Figure 2. Transcription activator-like effector nucleases.

In transcription activator-like effector nucleases (TALENs) the nuclease effector domains of FokI are fused to TALE DNA binding domains. Since FokI is active only as a dimer, pair of TALENs are constructed to position FokI nuclease domains adjacent to genomic target sites. Like zinc finger nucleases, dimerization of TALENs leads to double strand breaks that is repaired by either error prone non-homologous end joining pathway thereby leading to frameshift mutations (deletions, insertions or frameshift) if exons are targeted or homology directed repair which can be utilized to introduce non-random mutations, targeted deletion or addition of large fragments.

Figure 3. Clustered Regularly Interspaced Short Palindromic Repeat/Clustered Regularly Interspaced Short Palindromic Repeat Associated Systems.

In contrast to Like zinc finger nucleases and transcription activator-like effector nucleases, Clustered Regularly Interspaced Short Palindromic Repeat (CRISPR)-associated protein (Cas9) monomer possess innate nuclease activity which catalyzes double strand breaks leading to random knockout phenotypes via non-homologous end joining pathway. Therefore Cas9 requires a single guide RNA (sgRNA) to recognize its target site. The sgRNA is composed of two separately expressed RNAs including a CRISPR RNA (crRNA) and a trans-activating crRNA (tracrRNA), which are processed by endogenous bacterial machinery to yield the mature gRNA. The current CRISPR/Cas9 system employs a single chimeric sgRNA, which is a fusion of crRNA and tracrRNA. Currently used sgRNA typically contains a 17–20 nucleotide long variable region, which is complementary to the genomic target sequence. A short region immediately 3’ to the target sequence known as protospacer adjacent motif has NGG sequence which is a major specificity determinant of Cas9. PAM: Protospacer-adjacent motif.

Figure 4. Venn diagram of transcription activator-like effector nucleases and Clustered Regularly Interspaced Short Palindromic Repeat.

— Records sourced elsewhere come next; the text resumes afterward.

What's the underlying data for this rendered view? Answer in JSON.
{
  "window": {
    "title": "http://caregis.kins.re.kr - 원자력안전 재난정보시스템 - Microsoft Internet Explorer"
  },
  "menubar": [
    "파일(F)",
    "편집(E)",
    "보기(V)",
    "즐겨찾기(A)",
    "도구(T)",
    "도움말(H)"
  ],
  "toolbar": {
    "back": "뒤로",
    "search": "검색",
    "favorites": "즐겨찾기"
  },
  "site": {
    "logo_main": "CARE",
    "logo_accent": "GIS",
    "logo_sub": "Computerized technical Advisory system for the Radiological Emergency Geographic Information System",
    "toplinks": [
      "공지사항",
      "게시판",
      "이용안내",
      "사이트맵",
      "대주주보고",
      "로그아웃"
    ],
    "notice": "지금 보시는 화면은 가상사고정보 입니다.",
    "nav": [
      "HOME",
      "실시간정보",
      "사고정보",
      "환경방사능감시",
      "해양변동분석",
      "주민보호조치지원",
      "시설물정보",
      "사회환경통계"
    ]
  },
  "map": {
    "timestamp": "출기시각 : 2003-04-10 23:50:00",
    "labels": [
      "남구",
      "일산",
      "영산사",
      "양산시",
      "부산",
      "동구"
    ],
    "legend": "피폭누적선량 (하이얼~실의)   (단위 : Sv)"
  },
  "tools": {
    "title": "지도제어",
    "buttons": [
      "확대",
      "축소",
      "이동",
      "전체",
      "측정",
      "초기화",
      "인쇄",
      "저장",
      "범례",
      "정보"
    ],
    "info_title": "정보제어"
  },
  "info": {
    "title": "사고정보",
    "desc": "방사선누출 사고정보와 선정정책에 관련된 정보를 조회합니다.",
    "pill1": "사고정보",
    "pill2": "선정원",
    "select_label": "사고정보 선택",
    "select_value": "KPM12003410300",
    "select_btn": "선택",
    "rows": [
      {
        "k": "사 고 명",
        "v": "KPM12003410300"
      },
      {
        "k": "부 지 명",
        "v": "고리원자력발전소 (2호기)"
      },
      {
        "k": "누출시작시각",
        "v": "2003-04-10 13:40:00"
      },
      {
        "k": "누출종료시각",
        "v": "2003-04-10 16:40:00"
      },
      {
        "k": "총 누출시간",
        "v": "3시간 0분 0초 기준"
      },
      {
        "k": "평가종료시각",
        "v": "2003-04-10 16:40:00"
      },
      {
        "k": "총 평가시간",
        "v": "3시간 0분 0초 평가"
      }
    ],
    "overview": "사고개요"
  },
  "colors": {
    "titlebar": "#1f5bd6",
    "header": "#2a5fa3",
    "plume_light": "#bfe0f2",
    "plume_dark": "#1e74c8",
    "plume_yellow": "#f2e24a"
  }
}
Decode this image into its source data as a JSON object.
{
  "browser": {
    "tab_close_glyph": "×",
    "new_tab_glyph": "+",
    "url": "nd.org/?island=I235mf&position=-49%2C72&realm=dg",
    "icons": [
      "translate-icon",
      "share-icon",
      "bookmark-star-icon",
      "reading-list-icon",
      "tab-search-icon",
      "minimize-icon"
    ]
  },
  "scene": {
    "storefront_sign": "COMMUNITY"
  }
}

The schematic Venn diagram shows potential differences and similarities between transcription activator-like effector nucleases (TALENs) and Clustered Regularly Interspaced Short Palindromic Repeat (CRISPR) systems. The gold standard to decipher the gene function is to selectively knockout or disrupt the gene expression and analyze the resulting phenotypes. Both TALENs and CRISPR are promising and powerful gene editing tools that allow complete loss-of-function reverse genetics approaches to study gene function. sgRNA: Single guide RNA; Cas9: Clustered Regularly Interspaced Short Palindromic Repeats associated protein 9.

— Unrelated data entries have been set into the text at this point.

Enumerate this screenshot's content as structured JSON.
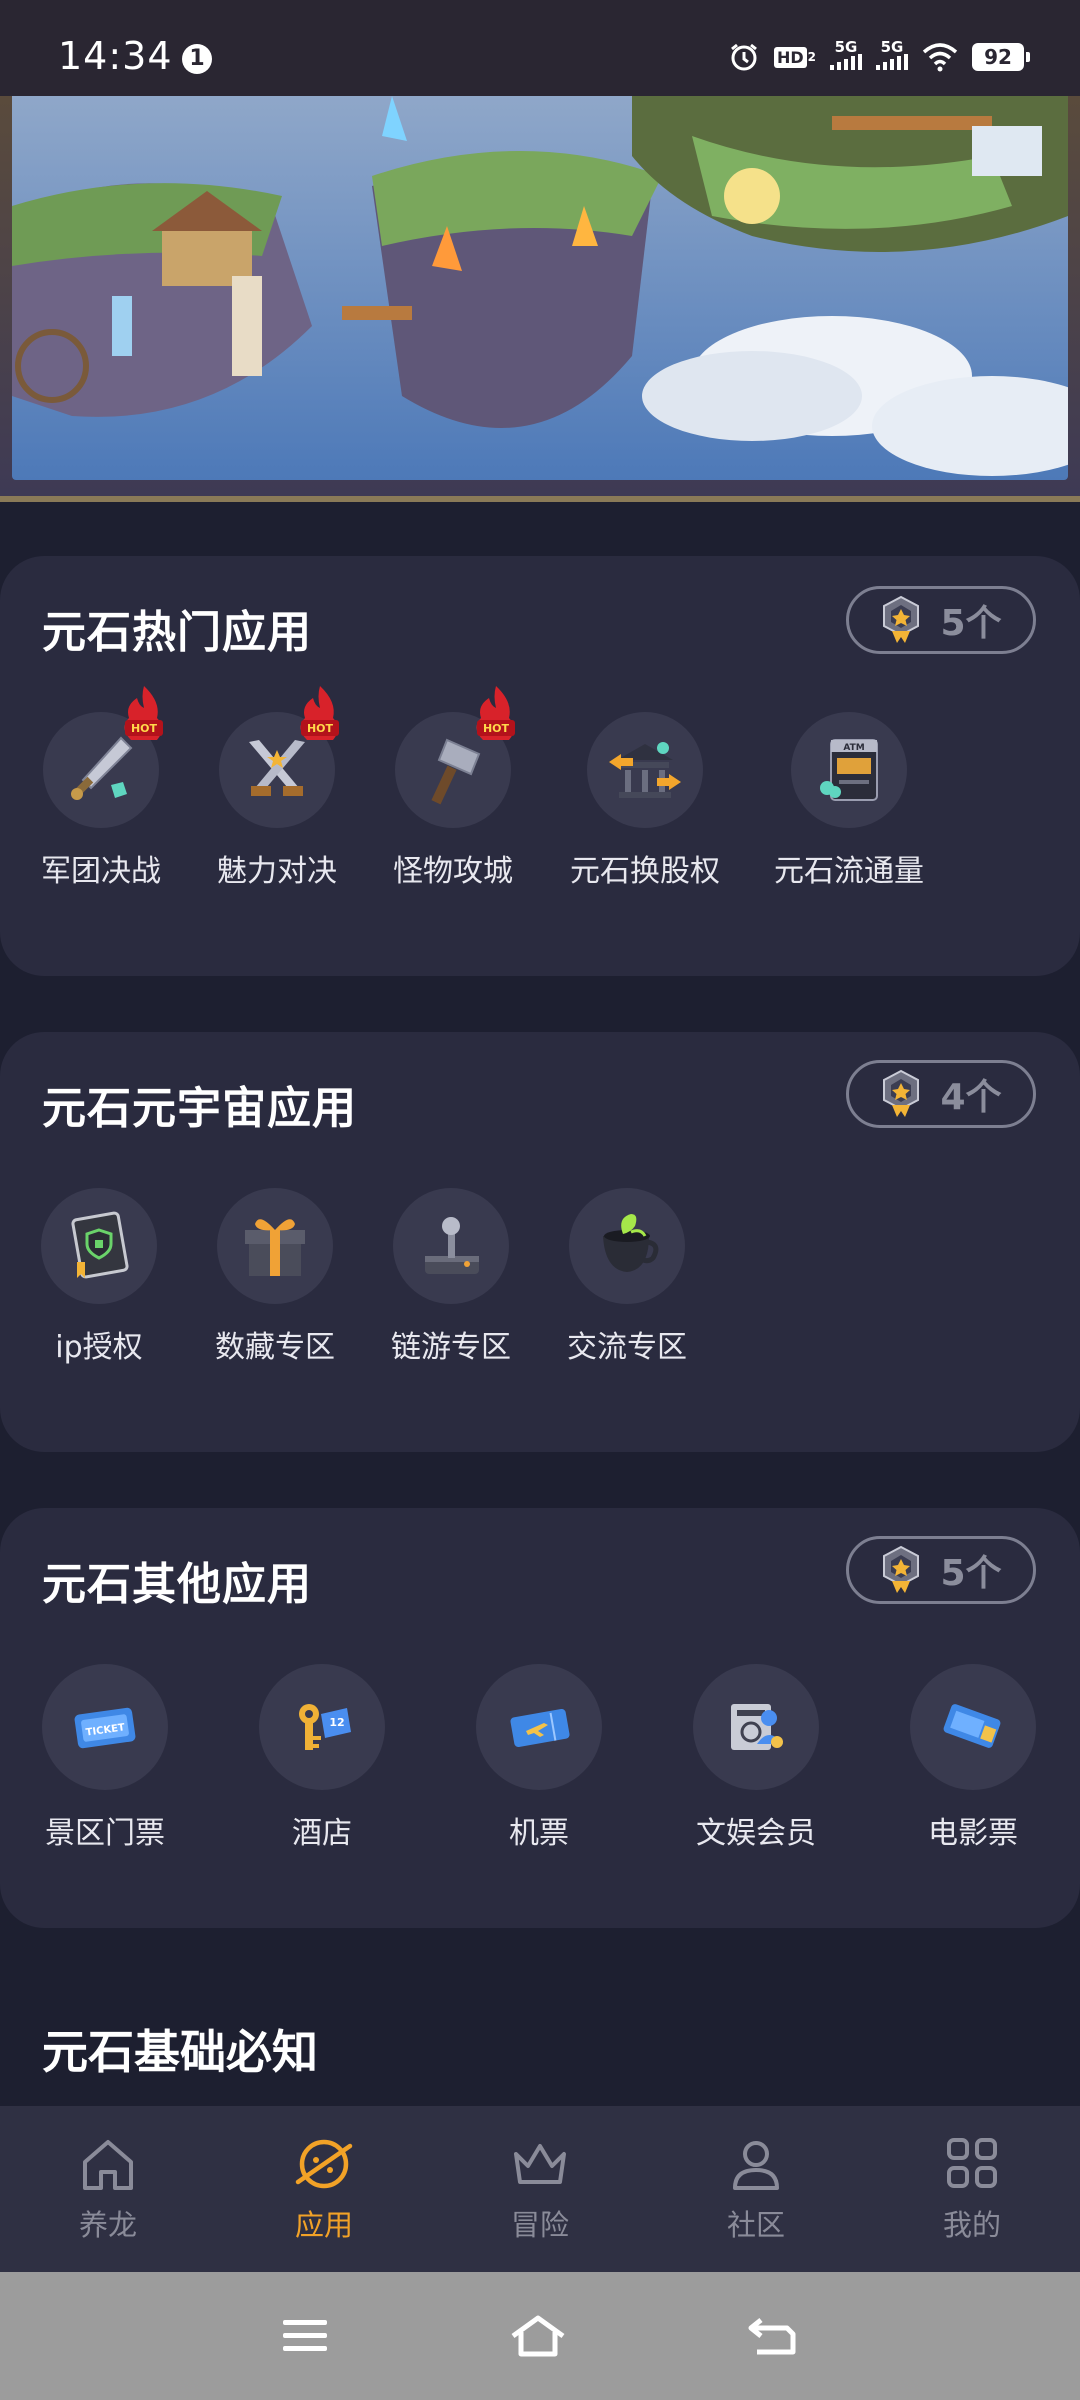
{
  "status_bar": {
    "time": "14:34",
    "notification_count": "1",
    "network_1": "5G",
    "network_2": "5G",
    "hd_label": "HD",
    "hd_sub": "2",
    "battery": "92"
  },
  "sections": [
    {
      "title": "元石热门应用",
      "count_label": "5个",
      "apps": [
        {
          "label": "军团决战",
          "icon": "sword-icon",
          "hot": true
        },
        {
          "label": "魅力对决",
          "icon": "crossed-swords-icon",
          "hot": true
        },
        {
          "label": "怪物攻城",
          "icon": "hammer-icon",
          "hot": true
        },
        {
          "label": "元石换股权",
          "icon": "bank-exchange-icon",
          "hot": false
        },
        {
          "label": "元石流通量",
          "icon": "atm-icon",
          "hot": false
        }
      ]
    },
    {
      "title": "元石元宇宙应用",
      "count_label": "4个",
      "apps": [
        {
          "label": "ip授权",
          "icon": "license-book-icon"
        },
        {
          "label": "数藏专区",
          "icon": "gift-box-icon"
        },
        {
          "label": "链游专区",
          "icon": "joystick-icon"
        },
        {
          "label": "交流专区",
          "icon": "tea-cup-icon"
        }
      ]
    },
    {
      "title": "元石其他应用",
      "count_label": "5个",
      "apps": [
        {
          "label": "景区门票",
          "icon": "ticket-icon"
        },
        {
          "label": "酒店",
          "icon": "hotel-key-icon"
        },
        {
          "label": "机票",
          "icon": "plane-ticket-icon"
        },
        {
          "label": "文娱会员",
          "icon": "membership-card-icon"
        },
        {
          "label": "电影票",
          "icon": "cinema-ticket-icon"
        }
      ]
    }
  ],
  "hot_badge": "HOT",
  "atm_text": "ATM",
  "ticket_text": "TICKET",
  "basics_title": "元石基础必知",
  "bottom_nav": [
    {
      "label": "养龙",
      "icon": "home-icon",
      "active": false
    },
    {
      "label": "应用",
      "icon": "planet-icon",
      "active": true
    },
    {
      "label": "冒险",
      "icon": "crown-icon",
      "active": false
    },
    {
      "label": "社区",
      "icon": "person-icon",
      "active": false
    },
    {
      "label": "我的",
      "icon": "grid-icon",
      "active": false
    }
  ],
  "colors": {
    "background": "#1d1f30",
    "card": "#2a2b3f",
    "icon_circle": "#393a4f",
    "accent": "#f2a227",
    "inactive": "#8a8b99"
  }
}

Figure 5. Application of Clustered Regularly Interspaced Short Palindromic Repeat/Clustered Regularly Interspaced Short Palindromic Repeat Associated Systems to develop novel therapies for corneal diseases.

Corneal Delivery of Clustered Regularly Interspaced Short Palindromic Repeat/Clustered Regularly Interspaced Short Palindromic Repeat Associated System using recombinant adeno-associated virus, integrase deficient lentiviral vectors and nanovectors can be used to potentially target multiple corneal diseases especially Fuchs’ endothelial corneal dystrophy to develop novel disease models as well as innovative personalized gene and stem cell therapies. PAM: Protospacer adjacent motif. Cas9: Clustered Regularly Interspaced Short Palindromic Repeats associated protein 9.